BARCELONA – A modest amount of blood pressure control over an average of 4 years produced a significant, long-term survival benefit in patients with type 2 diabetes, based on a 10-year follow-up of more than 8,000 patients.
"It is critically important to maintain active blood-pressure lowering in both the short and long term in order to derive the greatest possible reductions in mortality and major cardiovascular events" in patients with type 2 diabetes, Dr. John Chalmers said at the annual congress of the European Society of Cardiology.
The results he reported showed that during 10 years of total follow-up, 4 years of concerted therapy with a dual antihypertensive-drug formulation on top of background therapy produced an average drop in blood pressure of 5.6/2.2 mm Hg, which was linked to a relative 9% decrease in mortality through the entire 10-year period.
Dr. Chalmers’ analysis used data from an average 6-year follow-up of patients after they completed a 4-year trial that had randomized them to treatment with either the combined formulation of the angiotensin-converting enzyme inhibitor perindopril and the diuretic indapamide, or to placebo. The 6-year assessment of these patients after they finished the closely regulated treatment phase while in the clinical trial is "the longest follow-up on the impact of blood pressure reduction in patients with diabetes," commented Dr. Lars Rydén, a cardiologist at the Karolinska Institute in Stockholm.

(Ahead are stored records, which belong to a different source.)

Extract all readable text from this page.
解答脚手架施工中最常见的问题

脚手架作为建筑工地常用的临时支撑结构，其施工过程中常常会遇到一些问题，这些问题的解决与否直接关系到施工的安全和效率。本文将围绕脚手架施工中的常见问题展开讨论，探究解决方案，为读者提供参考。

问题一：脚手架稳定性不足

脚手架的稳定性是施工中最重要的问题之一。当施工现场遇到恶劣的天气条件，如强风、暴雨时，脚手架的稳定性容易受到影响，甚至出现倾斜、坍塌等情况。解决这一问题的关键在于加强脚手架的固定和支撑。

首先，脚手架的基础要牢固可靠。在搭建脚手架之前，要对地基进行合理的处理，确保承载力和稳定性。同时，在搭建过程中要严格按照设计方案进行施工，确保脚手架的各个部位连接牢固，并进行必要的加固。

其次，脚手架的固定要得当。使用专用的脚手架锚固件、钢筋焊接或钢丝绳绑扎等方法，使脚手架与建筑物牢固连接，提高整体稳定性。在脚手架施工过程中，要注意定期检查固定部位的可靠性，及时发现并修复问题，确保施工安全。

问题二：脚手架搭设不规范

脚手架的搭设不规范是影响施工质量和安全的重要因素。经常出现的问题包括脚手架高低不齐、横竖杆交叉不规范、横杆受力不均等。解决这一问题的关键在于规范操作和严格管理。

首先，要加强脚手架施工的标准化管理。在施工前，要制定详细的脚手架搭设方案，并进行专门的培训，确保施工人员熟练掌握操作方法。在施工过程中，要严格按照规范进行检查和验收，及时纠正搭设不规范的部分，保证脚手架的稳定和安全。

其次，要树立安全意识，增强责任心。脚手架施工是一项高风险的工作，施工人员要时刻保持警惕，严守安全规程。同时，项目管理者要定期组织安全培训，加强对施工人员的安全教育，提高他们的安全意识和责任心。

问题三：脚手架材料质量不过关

"The greatest part of the overall, cumulative benefit [over a 10-year period] was contributed by the carry forward of the in-trial benefits of active BP lowering," said Dr. Chalmers, senior director of the George Institute for Global Health in Sydney, Australia.
His study focused on data collected from patients enrolled in the ADVANCE (Action in Diabetes and Vascular Disease: Preterax and Diamicron-MR Controlled Evaluation) trial. This study randomized 11,140 patients with type 2 diabetes who were at least 55 years old and had at least one additional cardiovascular disease risk factor, to treatment with the combined formulation on top of their preexisting medications or to placebo plus existing medications (Lancet 2007;370:829-40). Patients in the placebo group were unable to receive an angiotensin-converting enzyme inhibitor during the study. The study was sponsored by Servier, the company that markets a combined perindopril and indapamide formulation (Preterax).
At enrollment, ADVANCE patients averaged 66 years old, had an average 8-year history of type 2 diabetes, and had an average blood pressure of 145/81 mm Hg. Three-quarters were on an antihypertensive regimen of some kind at entry into the study.
During the study’s 4 years of active treatment, patients randomized to receive the perindopril and indapamide combination had significantly reduced blood pressure, compared with the control patients. After 4 years, this linked to a 9% relative drop in the combined incidence of major macrovascular and microvascular events (including cardiovascular death, nonfatal stroke, and nonfatal myocardial infarction). Compared with the control group, this cut in events was statistically significant for the study’s primary endpoint. The antihypertensive intervention also was linked to a statistically significant, 14% relative drop in all-cause deaths.
To assess the longer-term impact of this 4-year intervention, Dr. Chalmers and his associates ran a post-trial observational study, ADVANCE-ON. Initially, 8,494 of the patients who completed ADVANCE (83% of surviving patients) agreed to participate in ADVANCE-ON; after another 6 years of follow-up, 5,131 patients remained under observation. During the extended 6 years of follow-up, patients from both the initial intervention arm and the initial control arm all maintained average blood pressures of roughly 137/75 mm Hg. The blood pressures of the original intervention and control patient arms "fully converged," Dr. Chalmers said.
During this 6-year period, patients received care from their personal physicians and could receive any antihypertensive regimen their physician prescribed. At their first follow-up medical examination after the end of the main ADVANCE study, about 40% of patients were on no antihypertensive drugs, 23% were on one drug, 21% were on two drugs, and the remainder were on higher numbers of antihypertensive drugs.
During the 6-year post-trial period, patients who had previously been in the active-treatment arm had a 6% relative reduction in all-cause mortality, compared with patients originally in the control arm, a difference that was not significant.
But when the researchers combined the 6-year post-trial follow-up with the in-trial results for a total median 10-year follow-up, they found an overall 9% relative cut in mortality in the intervention patients, compared with the controls, and a relative 12% drop in cardiovascular mortality.
The persistent, long-term benefits were "attenuated" compared with the shorter-term benefits seen during the active phase, but nonetheless they persisted and were consistent across all subgroups studied, Dr. Chalmers said.